Запиваю «теплотой» и возвращаюсь на прежнее место. Также толкают меня, хлопают по плечу, передавая свечи. Та же суета вокруг и хождения. Но вдруг понимаю, что все изменилось. Нет, люди те же. И ведут себя по-прежнему. Изменился я сам. Теперь я передаю свечи с готовностью. Пусть хоть так люди выражают свою любовь к Господу. И это им зачтется, а, может быть, кого-то и спасет. Кто знает? И мне приятно помочь в этом выражении любви. И толкают меня поделом: встал на пути, мешаю людям подойти к иконам. И вообще, все такие добрые и хорошие, все братья и сестры, все гораздо лучше меня. Я счастлив, что мне позволяют быть среди этих добрых людей.

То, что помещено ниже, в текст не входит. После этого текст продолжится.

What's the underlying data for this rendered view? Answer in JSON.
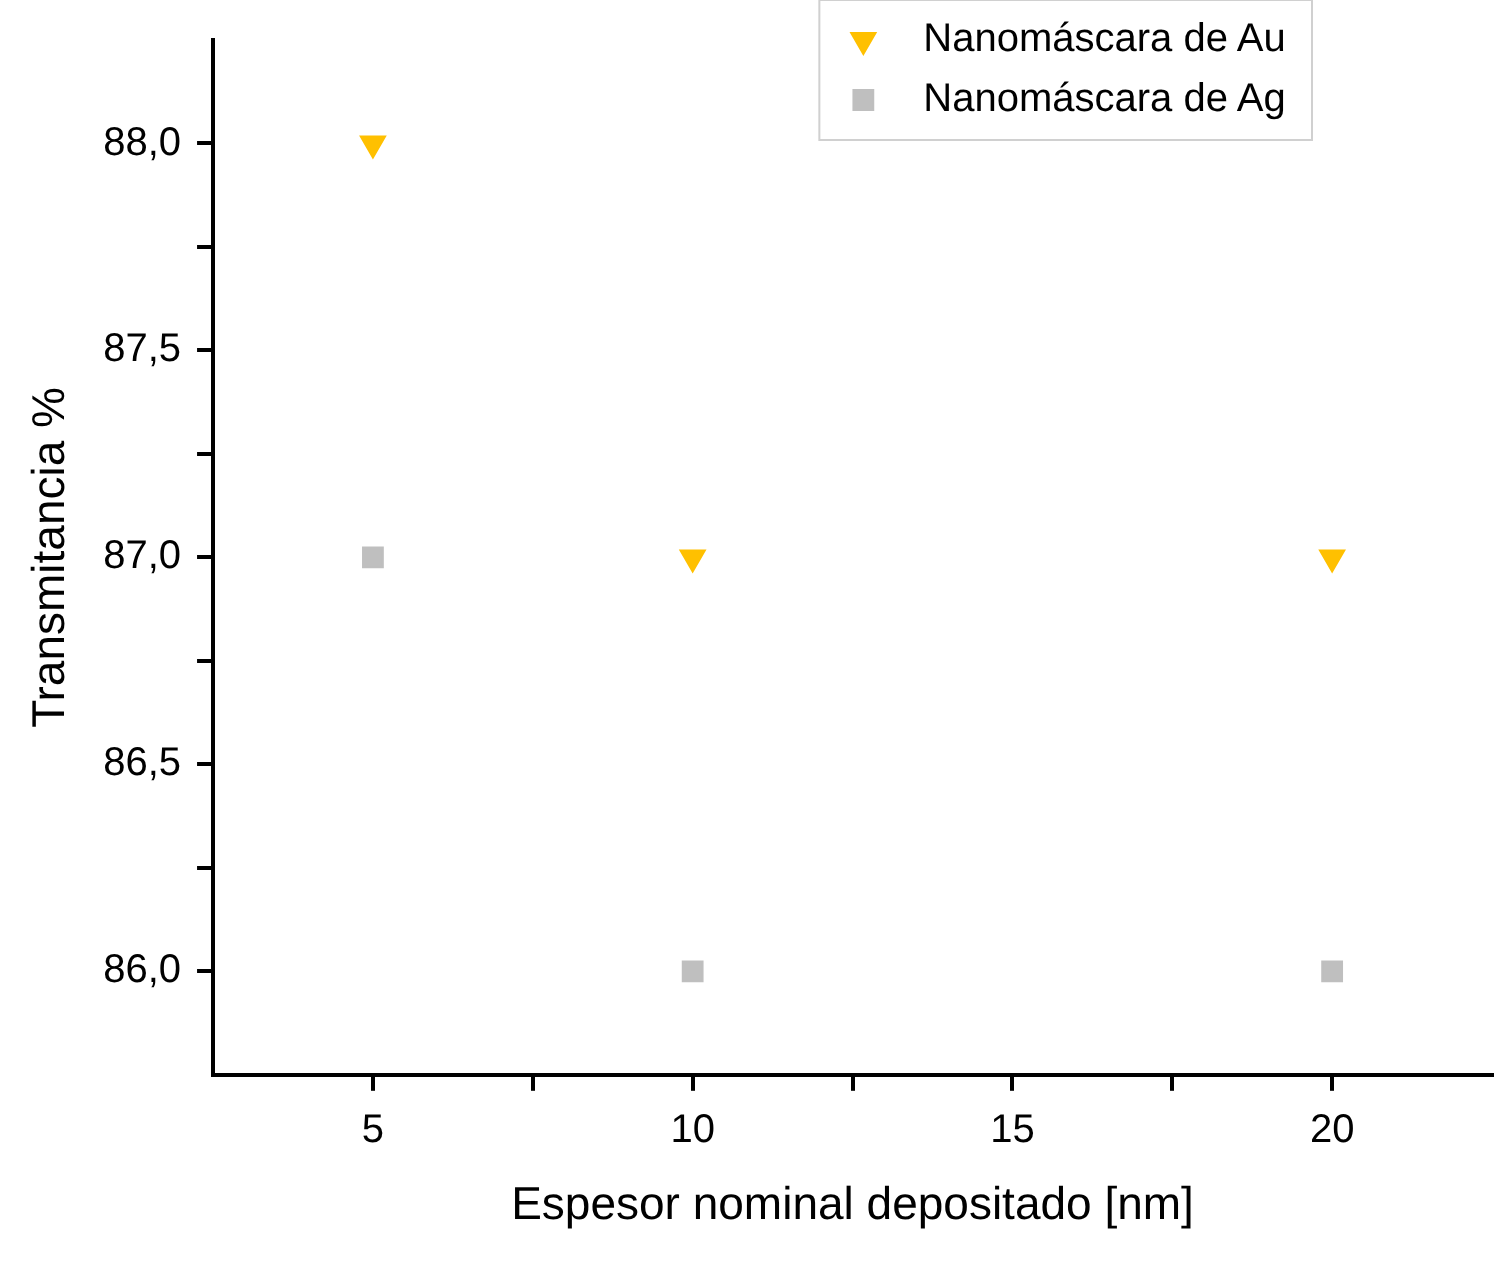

Стою на благодарственной молитве, проживая каждое слово благодарения и славословия, и одна у меня проблема — как сдержать слезы, так и подступающие к глазам, так и застилающие обзор, так и текущие по щекам…
Выхожу из храма и вместо утренней туманной сырости и серости обнаруживаю здесь солнечную тихую погодку, наилучшим образом соответствующую моему внутреннему состоянию. Это случает иногда. Значит, причастился на пользу, а не в осуждение. Значит прощен…
После службы ноги сами выносят меня к больнице. Ее невзрачное здание с облупившимся фасадом вырастает передо мной из одичавшей растительности старого заброшенного сквера. Наверное, во дни непогоды и больница, и разбитые грязные аллеи производят удручающее впечатление, но сегодня, в этот солнечный воскресный день в этой юдоли печали, а для многих и в последнем земном пристанище — уютно и тепло.
Не без волнения поднимаюсь на второй этаж, удивляясь, что никто не пытается меня остановить, одеть в белый халат. Прихваченный по пути пакет с традиционными апельсинами и яблоками режет ладонь и нервно шелестит при каждом шаге. Больничный дух, представляющий собой сложный коктейль из запахов карболки, спирта, кислых щей и человеческого пота, местами сгущается до тошноты, поэтому нахожу полуоткрытое окно и подхожу перевести дыхание.
Здесь на подоконнике сидит молодой мужчина с желтым лицом. При моем приближении он вскакивает и услужливо протирает рукавом застиранного байкового халата ноздреватую подоконную доску, серую в крапинку — «цементную». Спрашивает, к кому я пришел и не надо ли кого позвать. Руки этого человека с толстенными пальцами, дочерна грязными, мелькают передо мной в порывистых жестах. На его лице, заросшем черной щетиной и моржовыми усами, — внимание и безумная улыбка блаженного. Я называю фамилию и номер палаты, он суетливо убегает в самый конец коридора и по возвращении весело докладывает, что мой друг лежит в «начальнической палате», но у него сидит женщина, наверное, жена. Протягиваю ему большой апельсин, он хватает его и жадно запускает длинные желтые зубы прямо в рыжую корку, стреляющую брызгами оранжевого эфира, а сам глядит мне прямо в глаза, ожидая дальнейших указаний.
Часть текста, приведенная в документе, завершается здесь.